My view is only non-controversial from the standpoint of Marxism. For liberals and the fake left (CP and fellow travelers like Andy Newman), the support for FDR and Churchill is motivated by a mixture of pro-Soviet feelings and reformist illusions about the New Deal and Churchill's coalition with Labour, which Newman regarded as favoring working class interests.
Even if imperialist support for Stalin had the effect of reducing Nazi effectiveness by 10 percent or so (remember that aid only began to flow after the back of the Nazi invasion had already been broken), much more was lost by Stalin's bargaining chips offered as a trade-off. France came under bourgeois rule while the CP led resistance had all the power. In Greece, the CP led resistance was stabbed in the back by Stalin in order to keep his end of the sordid bargain.
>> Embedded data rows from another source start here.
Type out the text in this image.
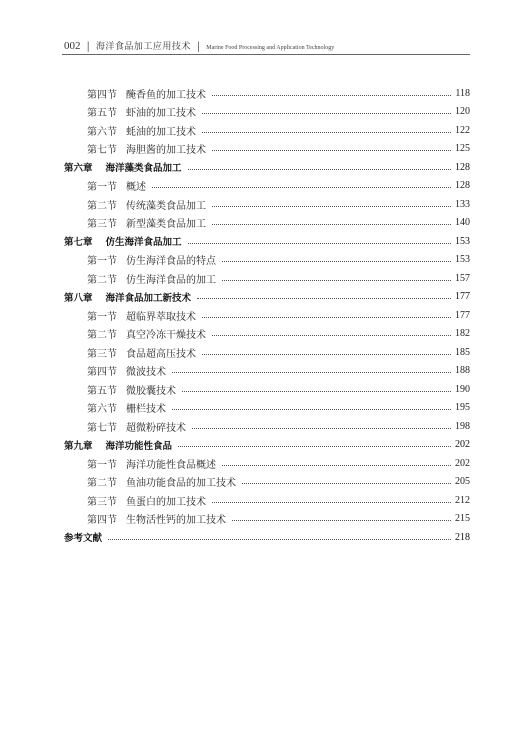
002 | 海洋食品加工应用技术 | Marine Food Processing and Application Technology
第四节 醃香鱼的加工技术	118
第五节 虾油的加工技术	120
第六节 蚝油的加工技术	122
第七节 海胆酱的加工技术	125
第六章 海洋藻类食品加工	128
第一节 概述	128
第二节 传统藻类食品加工	133
第三节 新型藻类食品加工	140
第七章 仿生海洋食品加工	153
第一节 仿生海洋食品的特点	153
第二节 仿生海洋食品的加工	157
第八章 海洋食品加工新技术	177
第一节 超临界萃取技术	177
第二节 真空冷冻干燥技术	182
第三节 食品超高压技术	185
第四节 微波技术	188
第五节 微胶囊技术	190
第六节 栅栏技术	195
第七节 超微粉碎技术	198
第九章 海洋功能性食品	202
第一节 海洋功能性食品概述	202
第二节 鱼油功能食品的加工技术	205
第三节 鱼蛋白的加工技术	212
第四节 生物活性钙的加工技术	215
参考文献	218
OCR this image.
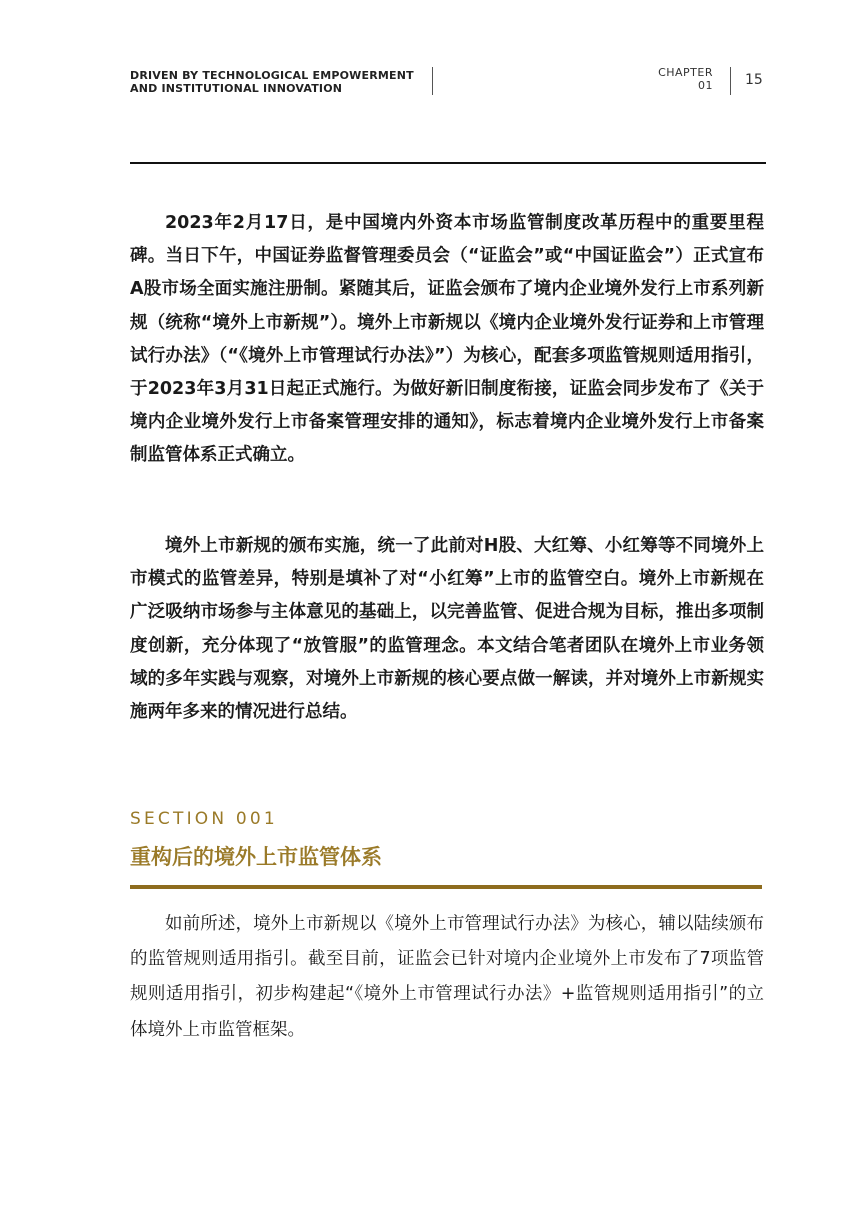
DRIVEN BY TECHNOLOGICAL EMPOWERMENT
AND INSTITUTIONAL INNOVATION
CHAPTER
01 15

2023年2月17日，是中国境内外资本市场监管制度改革历程中的重要里程碑。当日下午，中国证券监督管理委员会（“证监会”或“中国证监会”）正式宣布A股市场全面实施注册制。紧随其后，证监会颁布了境内企业境外发行上市系列新规（统称“境外上市新规”）。境外上市新规以《境内企业境外发行证券和上市管理试行办法》（“《境外上市管理试行办法》”）为核心，配套多项监管规则适用指引，于2023年3月31日起正式施行。为做好新旧制度衔接，证监会同步发布了《关于境内企业境外发行上市备案管理安排的通知》，标志着境内企业境外发行上市备案制监管体系正式确立。

境外上市新规的颁布实施，统一了此前对H股、大红筹、小红筹等不同境外上市模式的监管差异，特别是填补了对“小红筹”上市的监管空白。境外上市新规在广泛吸纳市场参与主体意见的基础上，以完善监管、促进合规为目标，推出多项制度创新，充分体现了“放管服”的监管理念。本文结合笔者团队在境外上市业务领域的多年实践与观察，对境外上市新规的核心要点做一解读，并对境外上市新规实施两年多来的情况进行总结。

SECTION 001
重构后的境外上市监管体系

如前所述，境外上市新规以《境外上市管理试行办法》为核心，辅以陆续颁布的监管规则适用指引。截至目前，证监会已针对境内企业境外上市发布了7项监管规则适用指引，初步构建起“《境外上市管理试行办法》+监管规则适用指引”的立体境外上市监管框架。
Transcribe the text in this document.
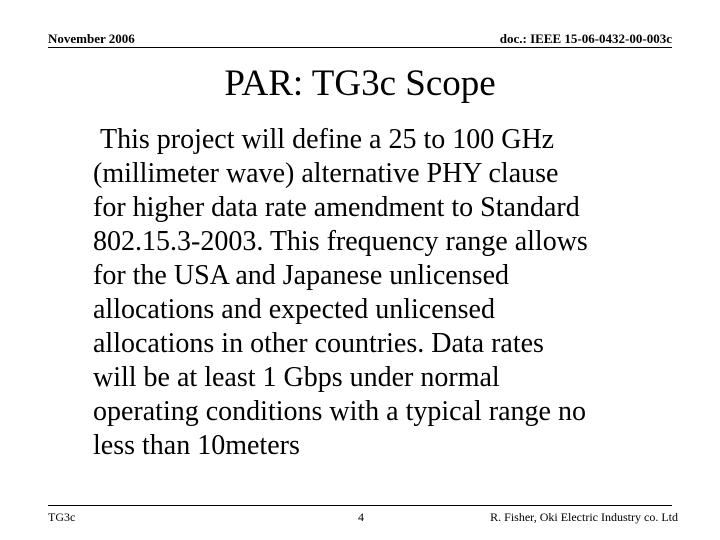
November 2006	doc.: IEEE 15-06-0432-00-003c
PAR: TG3c Scope
This project will define a 25 to 100 GHz
(millimeter wave) alternative PHY clause
for higher data rate amendment to Standard
802.15.3-2003. This frequency range allows
for the USA and Japanese unlicensed
allocations and expected unlicensed
allocations in other countries. Data rates
will be at least 1 Gbps under normal
operating conditions with a typical range no
less than 10meters
TG3c	4	R. Fisher, Oki Electric Industry co. Ltd
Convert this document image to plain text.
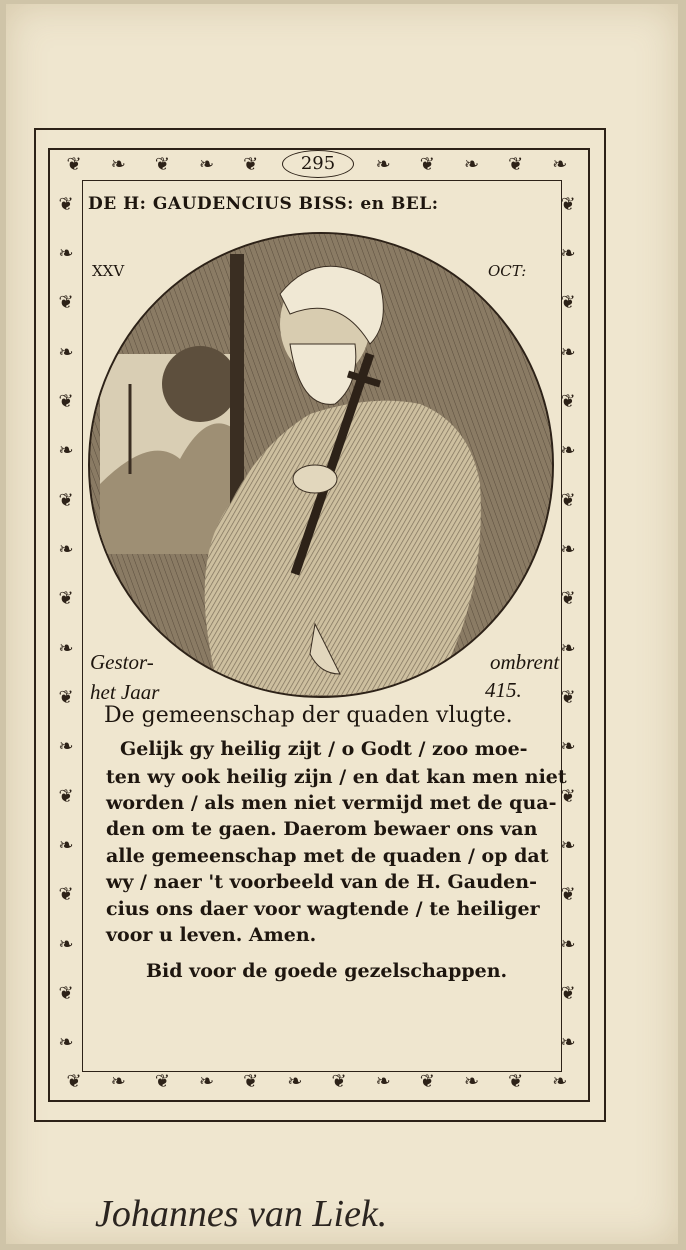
❦ ❧ ❦ ❧ ❦	❧ ❦ ❧ ❦ ❧
❦ ❧ ❦ ❧ ❦ ❧ ❦ ❧ ❦ ❧ ❦ ❧
❦
❧
❦
❧
❦
❧
❦
❧
❦
❧
❦
❧
❦
❧
❦
❧
❦
❧
❦
❧
❦
❧
❦
❧
❦
❧
❦
❧
❦
❧
❦
❧
❦
❧
❦
❧
295
DE H: GAUDENCIUS BISS: en BEL:
XXV	OCT:
Gestor-	ombrent
het Jaar	415.
De gemeenschap der quaden vlugte.
Gelijk gy heilig zijt / o Godt / zoo moe-
ten wy ook heilig zijn / en dat kan men niet
worden / als men niet vermijd met de qua-
den om te gaen. Daerom bewaer ons van
alle gemeenschap met de quaden / op dat
wy / naer 't voorbeeld van de H. Gauden-
cius ons daer voor wagtende / te heiliger
voor u leven. Amen.
Bid voor de goede gezelschappen.
Johannes van Liek.
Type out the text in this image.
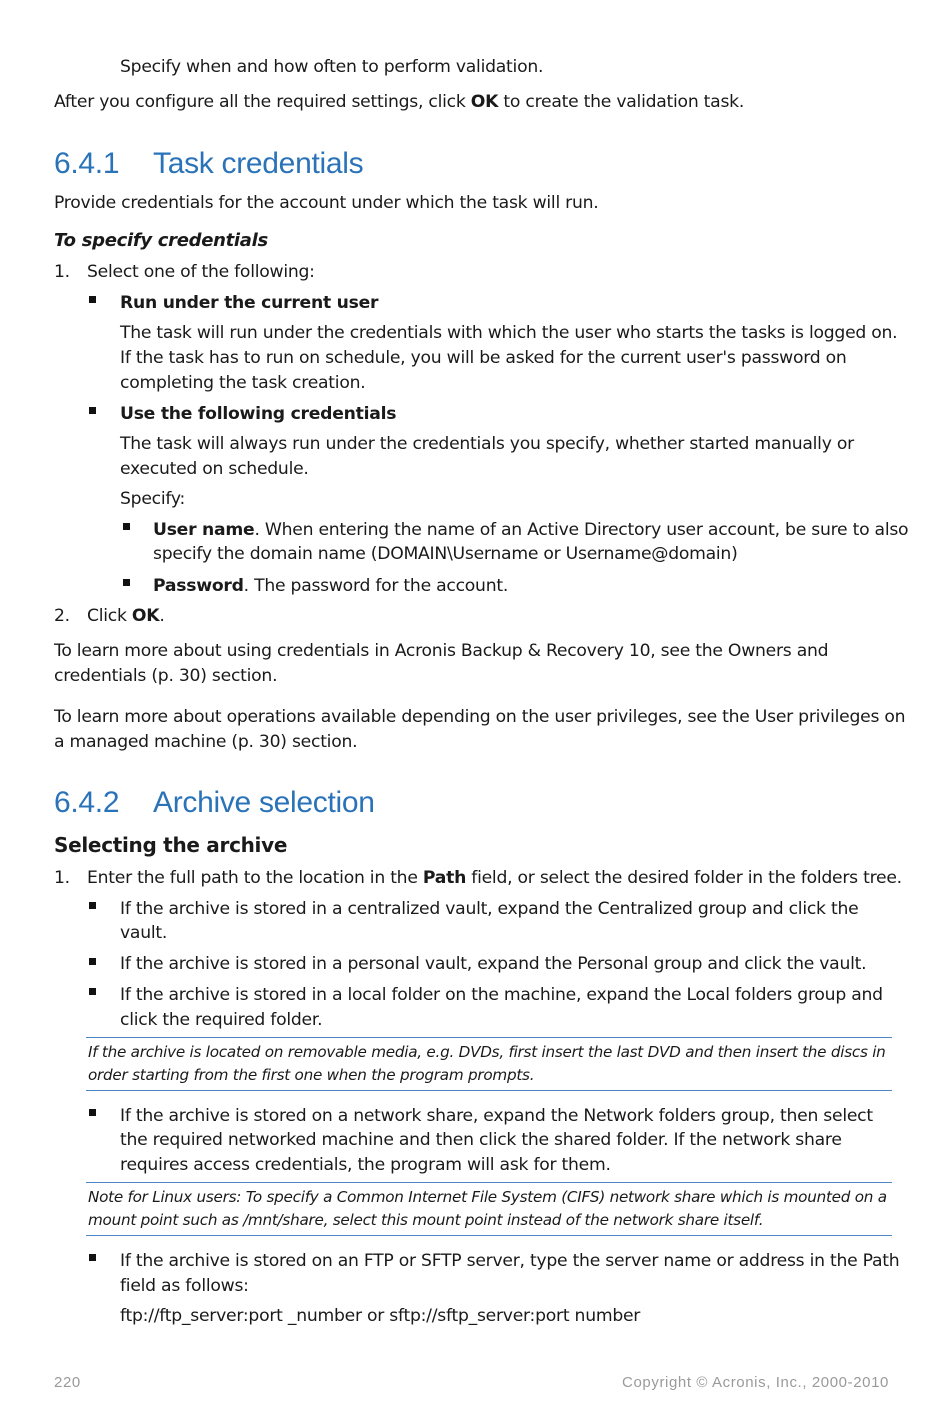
Specify when and how often to perform validation.
After you configure all the required settings, click OK to create the validation task.
6.4.1 Task credentials
Provide credentials for the account under which the task will run.
To specify credentials
1. Select one of the following:
Run under the current user
The task will run under the credentials with which the user who starts the tasks is logged on.
If the task has to run on schedule, you will be asked for the current user's password on
completing the task creation.
Use the following credentials
The task will always run under the credentials you specify, whether started manually or
executed on schedule.
Specify:
User name. When entering the name of an Active Directory user account, be sure to also
specify the domain name (DOMAIN\Username or Username@domain)
Password. The password for the account.
2. Click OK.
To learn more about using credentials in Acronis Backup & Recovery 10, see the Owners and
credentials (p. 30) section.
To learn more about operations available depending on the user privileges, see the User privileges on
a managed machine (p. 30) section.
6.4.2 Archive selection
Selecting the archive
1. Enter the full path to the location in the Path field, or select the desired folder in the folders tree.
If the archive is stored in a centralized vault, expand the Centralized group and click the
vault.
If the archive is stored in a personal vault, expand the Personal group and click the vault.
If the archive is stored in a local folder on the machine, expand the Local folders group and
click the required folder.
If the archive is located on removable media, e.g. DVDs, first insert the last DVD and then insert the discs in
order starting from the first one when the program prompts.
If the archive is stored on a network share, expand the Network folders group, then select
the required networked machine and then click the shared folder. If the network share
requires access credentials, the program will ask for them.
Note for Linux users: To specify a Common Internet File System (CIFS) network share which is mounted on a
mount point such as /mnt/share, select this mount point instead of the network share itself.
If the archive is stored on an FTP or SFTP server, type the server name or address in the Path
field as follows:
ftp://ftp_server:port _number or sftp://sftp_server:port number
220	Copyright © Acronis, Inc., 2000-2010
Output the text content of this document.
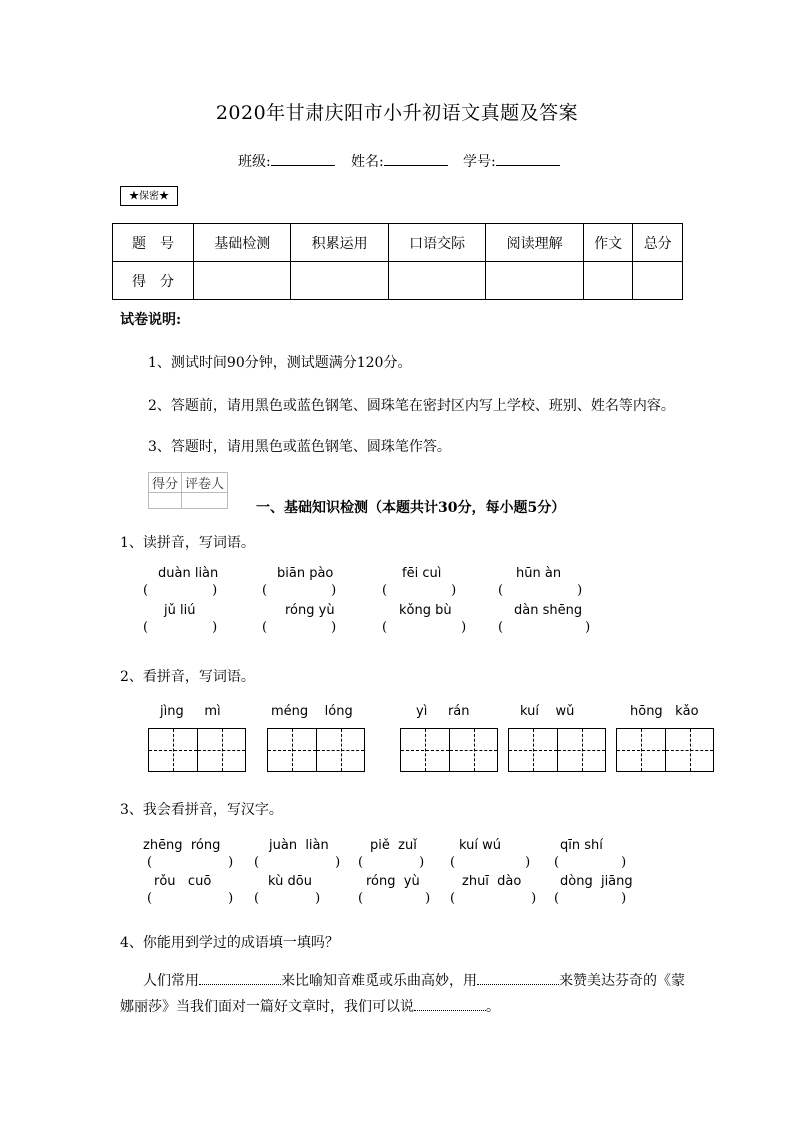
2020年甘肃庆阳市小升初语文真题及答案
班级:	姓名:	学号:
★保密★
题　号	基础检测	积累运用	口语交际	阅读理解	作文	总分
得　分						
试卷说明:
1、测试时间90分钟，测试题满分120分。
2、答题前，请用黑色或蓝色钢笔、圆珠笔在密封区内写上学校、班别、姓名等内容。
3、答题时，请用黑色或蓝色钢笔、圆珠笔作答。
得分	评卷人

一、基础知识检测（本题共计30分，每小题5分）
1、读拼音，写词语。
duàn liàn	biān pào	fēi cuì	hūn àn
(	)	(	)	(	)	(	)
jǔ liú	róng yù	kǒng bù	dàn shēng
(	)	(	)	(	) (	)
2、看拼音，写词语。
jìng     mì	méng    lóng	yì     rán	kuí    wǔ	hōng   kǎo
3、我会看拼音，写汉字。
zhēng  róng	juàn  liàn	piě  zuǐ	kuí wú	qīn shí
(	) (	) (	) (	) (	)
rǒu   cuō	kù dōu	róng  yù	zhuī  dào	dòng  jiāng
(	) (	)	(	) (	) (	)
4、你能用到学过的成语填一填吗？
人们常用	来比喻知音难觅或乐曲高妙，用	来赞美达芬奇的《蒙
娜丽莎》当我们面对一篇好文章时，我们可以说	。
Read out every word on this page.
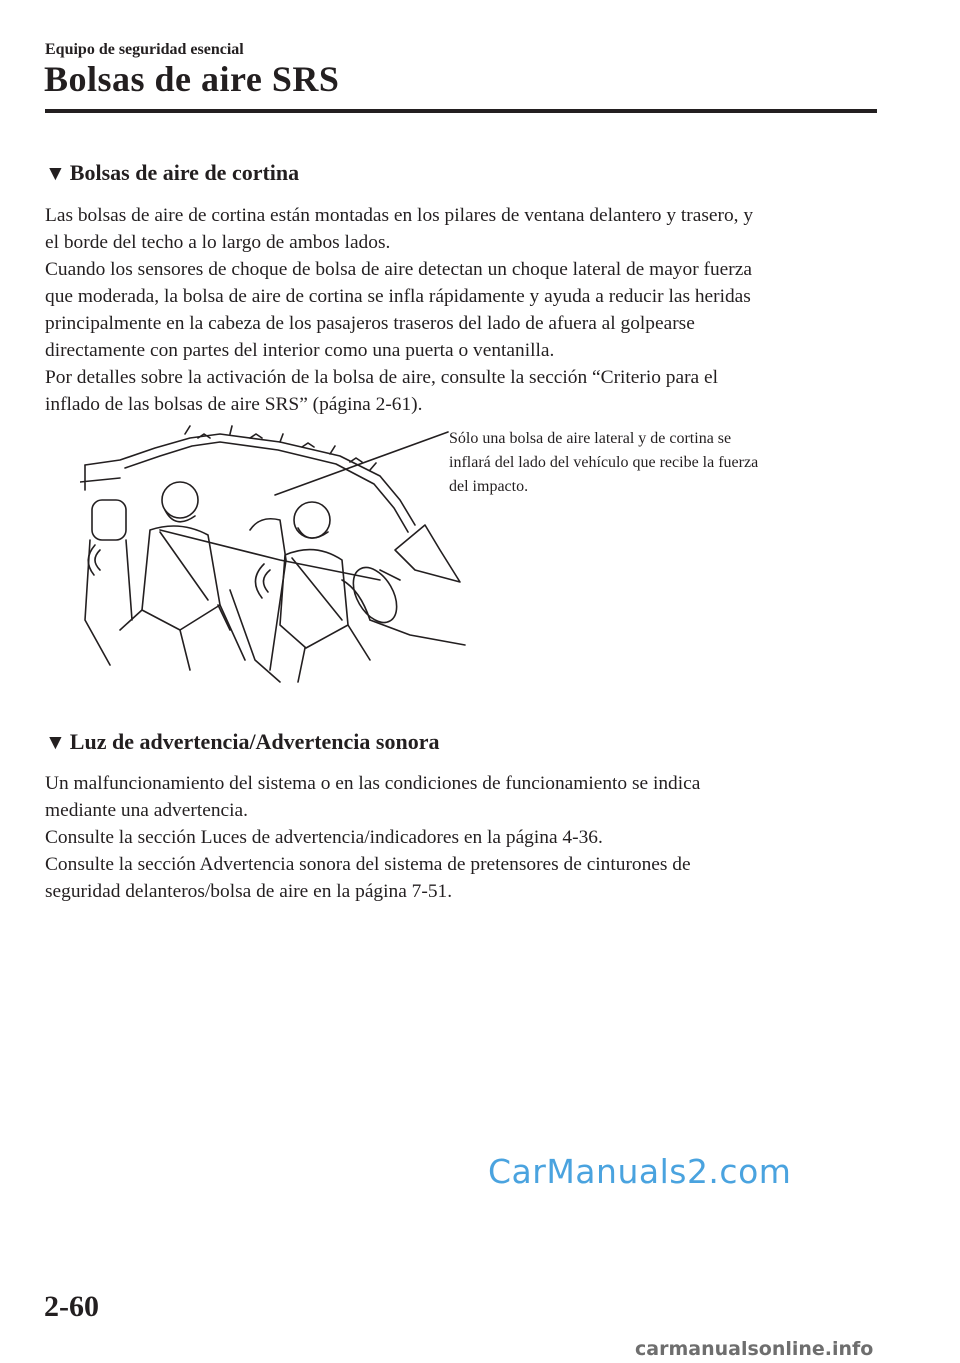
Equipo de seguridad esencial
Bolsas de aire SRS
▼ Bolsas de aire de cortina

Las bolsas de aire de cortina están montadas en los pilares de ventana delantero y trasero, y

el borde del techo a lo largo de ambos lados.

Cuando los sensores de choque de bolsa de aire detectan un choque lateral de mayor fuerza

que moderada, la bolsa de aire de cortina se infla rápidamente y ayuda a reducir las heridas

principalmente en la cabeza de los pasajeros traseros del lado de afuera al golpearse

directamente con partes del interior como una puerta o ventanilla.

Por detalles sobre la activación de la bolsa de aire, consulte la sección “Criterio para el

inflado de las bolsas de aire SRS” (página 2-61).

Sólo una bolsa de aire lateral y de cortina se

inflará del lado del vehículo que recibe la fuerza

del impacto.

▼ Luz de advertencia/Advertencia sonora

Un malfuncionamiento del sistema o en las condiciones de funcionamiento se indica

mediante una advertencia.

Consulte la sección Luces de advertencia/indicadores en la página 4-36.

Consulte la sección Advertencia sonora del sistema de pretensores de cinturones de

seguridad delanteros/bolsa de aire en la página 7-51.

CarManuals2.com
2-60
carmanualsonline.info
The alliance with imperialism culminated in the Yalta and Potsdam treaties which left Western Europe in capitalist hands, as well as other agreements that sold out the Palestinians and Vietnamese.
This was the net effect of having a totally nationalistic ruler in the Kremlin who sought nothing more than to keep imperialism satiated while socialism could supposedly be built in one country. The whole thing was a disaster that the left is still paying for.